Le “Corona nouveau” n’a qu’a bien se tenir car Guo Ba Tsin vous révèlera, par le simple jeu de l’anagramme, sa vraie identité et la clé de sa longévité.

Avez-vous trouvé qui se cache derrière le nom Chinois de ce mandarin Brestois ?
Donnez-moi votre réponse, et je vous offrirai en retour, le vaccin contre la morosité.

Pèlerinage en bonne compagnie

Il faisait beau samedi 19 septembre 2020, sur la pointe bretonne tournée vers l’océan.
Juste un petit brouillard, tel un écrin feutré ou mer et ciel se confondent dans une douceur automnale.
Notre jeune guide rayonnait de plaisir à nous raconter la mer, cette mer fascinante du bout du monde, balayée au rythme des marées, toujours changeante, imprévue et si souvent meurtrière.
L’Enez Sun était bondé, plus une place de libre. Les derniers touristes de la saison estivale, parfois grincheux, fébriles à l’idée de côtoyer l’enfer, s’agglutinaient masqués le long du bastingage, comme par crainte que le graal ne leur échappe. La quiétude des lieux laissait place un instant à l’excitation irraisonnée de nos temps, dits modernes.

Au passage du Raz de Sein, encore hanté de nos jours par les récits d’Anatole le Braz aux accents d’improbables vérités, les photographes d’un jour se bousculaient, pour immortaliser les phares moribonds, de la Vieille, de Tévennec et un peu plus tard de l’Armen.

Ainsi va le monde turbulent des humains, assoiffés de sensations fortes et de frénétiques désirs de toucher les étoiles.

A chacun son Taj Mahal. Pour certains, cela sera peut être la Mecque, les chemins de Compostelle, Saint-Pierre de Rome,  les pentes du Tibet ou, pour les plus  inspirés, un village Amish, perdu au fin fond d’une campagne de Nouvelle Angleterre.
Pour moi, ce sera simplement et toujours mes endroits préférés.
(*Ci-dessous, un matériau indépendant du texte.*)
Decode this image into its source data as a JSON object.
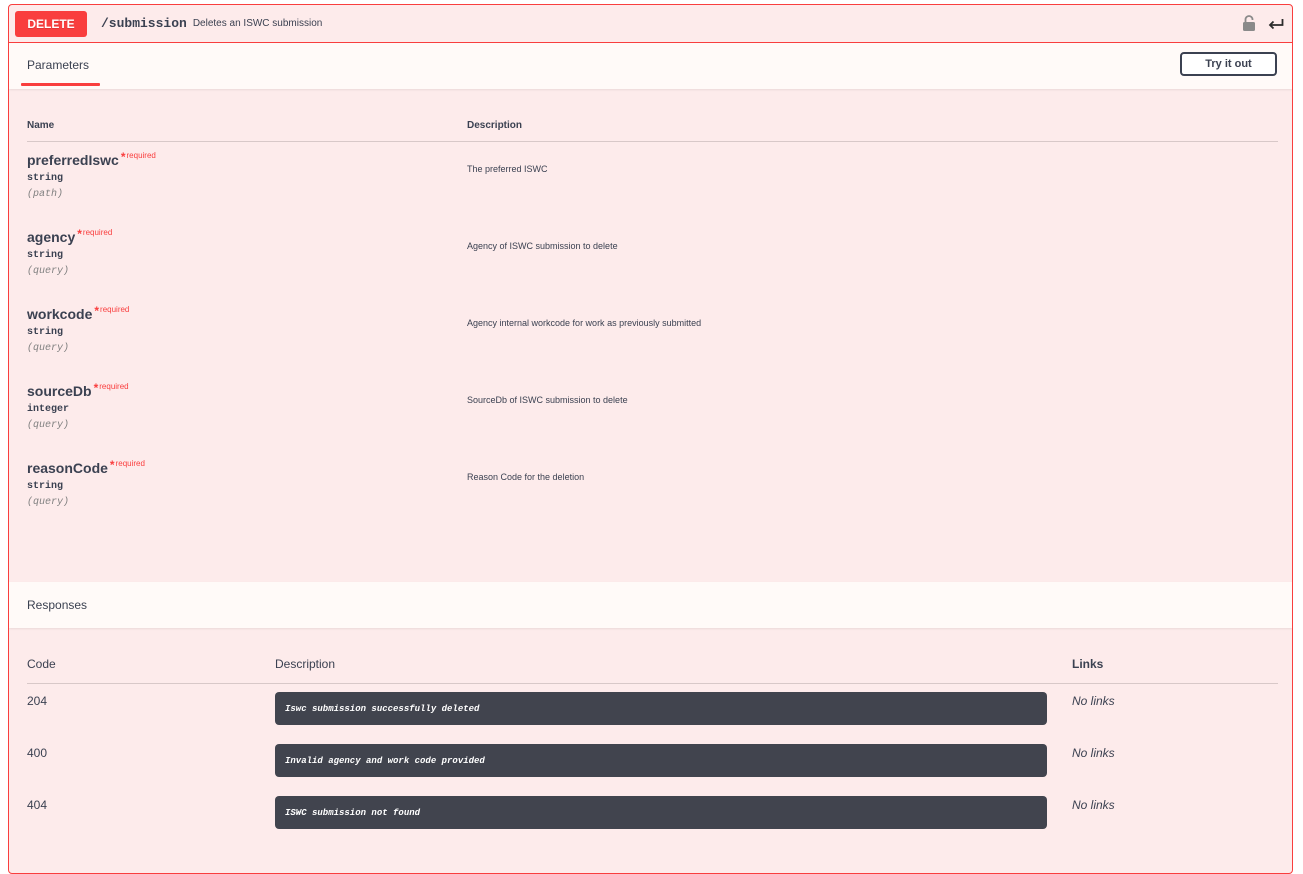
{
  "operation": {
    "method": "DELETE",
    "path": "/submission",
    "summary": "Deletes an ISWC submission",
    "icons": [
      "lock-icon",
      "return-icon"
    ]
  },
  "parameters": {
    "tab_label": "Parameters",
    "try_button_label": "Try it out",
    "col_name": "Name",
    "col_description": "Description",
    "required_star": "*",
    "required_label": "required",
    "items": [
      {
        "name": "preferredIswc",
        "type": "string",
        "in": "(path)",
        "description": "The preferred ISWC"
      },
      {
        "name": "agency",
        "type": "string",
        "in": "(query)",
        "description": "Agency of ISWC submission to delete"
      },
      {
        "name": "workcode",
        "type": "string",
        "in": "(query)",
        "description": "Agency internal workcode for work as previously submitted"
      },
      {
        "name": "sourceDb",
        "type": "integer",
        "in": "(query)",
        "description": "SourceDb of ISWC submission to delete"
      },
      {
        "name": "reasonCode",
        "type": "string",
        "in": "(query)",
        "description": "Reason Code for the deletion"
      }
    ]
  },
  "responses": {
    "title": "Responses",
    "col_code": "Code",
    "col_description": "Description",
    "col_links": "Links",
    "items": [
      {
        "code": "204",
        "description": "Iswc submission successfully deleted",
        "links": "No links"
      },
      {
        "code": "400",
        "description": "Invalid agency and work code provided",
        "links": "No links"
      },
      {
        "code": "404",
        "description": "ISWC submission not found",
        "links": "No links"
      }
    ]
  },
  "colors": {
    "delete_red": "#f93e3e",
    "block_bg": "#fdebeb",
    "header_bg": "#fffaf8",
    "text": "#3b4151",
    "code_bg": "#41444e"
  }
}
Ceux de Tévennec, de l’île de Sein  et l’Armen, où j’aime à revenir, loin des paradis terrestres des eaux chaudes de Polynésie et des inaccessibles terres qui nous sont si souvent promises.

Merci à vous Lorraine, notre guide du jour, pour cette belle prestation explicative sur la route des phares. Vos commentaires étaient tout simplement justes, poétiques, enthousiastes et plaisants à entendre, à écouter, religieusement, en fermant les yeux.
J’ai été très heureux de partager avec vous ces anecdotes concernant la vie de ceux qui furent mes aïeux gardiens de phares à Tévennec ou l’Armen. Cet arrière grand-père Allain Marie Ropart emporté par une lame sur le rocher de Tévennec, le 30 octobre 1908, soit deux jours après la naissance, sur le paisible caillou de l’ile de Sein, de la petite Yvonne qui vécue 85 ans, trompant ainsi les sinistres présages des esprits littéraires de l’époque, assoiffés de tragédies.

Car les historiens se trompent parfois en bâtissant leurs études sur des récits romanesques, tel l’extrait que vous avez lu, inspiré très probablement du roman de Louis le Cunff, « Feux de mer » dont je serais heureux de vous transmettre une copie, afin de que vous puissiez le comparer aux documents que je possède sur les circonstances des tragiques évènements familiaux.
Rassurez-vous je ne suis en rien fâché de ces inexactitudes. Vous me sembliez tellement investie dans votre exposé, celui d’une brillante conférencière, que le vieillard que je deviens chaque jour davantage était tout simplement heureux de partager quelques anecdotes intimes avec votre rayonnante jeunesse.

L’Homme a besoin de sensations fortes pour marquer son esprit … comme cette pauvre vache dont je me demande bien ce qu’elle pouvait brouter sur ce rocher maudit. Je ne pense pas un seul instant que la petite Yvonne y remplit un jour un seul de ses biberons de lait.Merci encore chère Lorraine pour ces agréables moments d’échange et cette belle balade en souvenir de mes aïeux. Transmettez aussi aux organisateurs de la Penn Ar Bed mes félicitations pour cette initiative originale de promenade commentée à l’occasion de cette Journée du Patrimoine 2020. Et à vous même, mes encouragements à continuer de découvrir le beau patrimoine maritime humain, si riche du passé de ces anciens qui furent les gardiens de nos vies.

Sur la route du retour, un dauphin me salua au passage, pèlerin des eaux d’Iroise, imperturbable ange des mers, compagnon de route des âmes errantes de la Baie des Trépassés.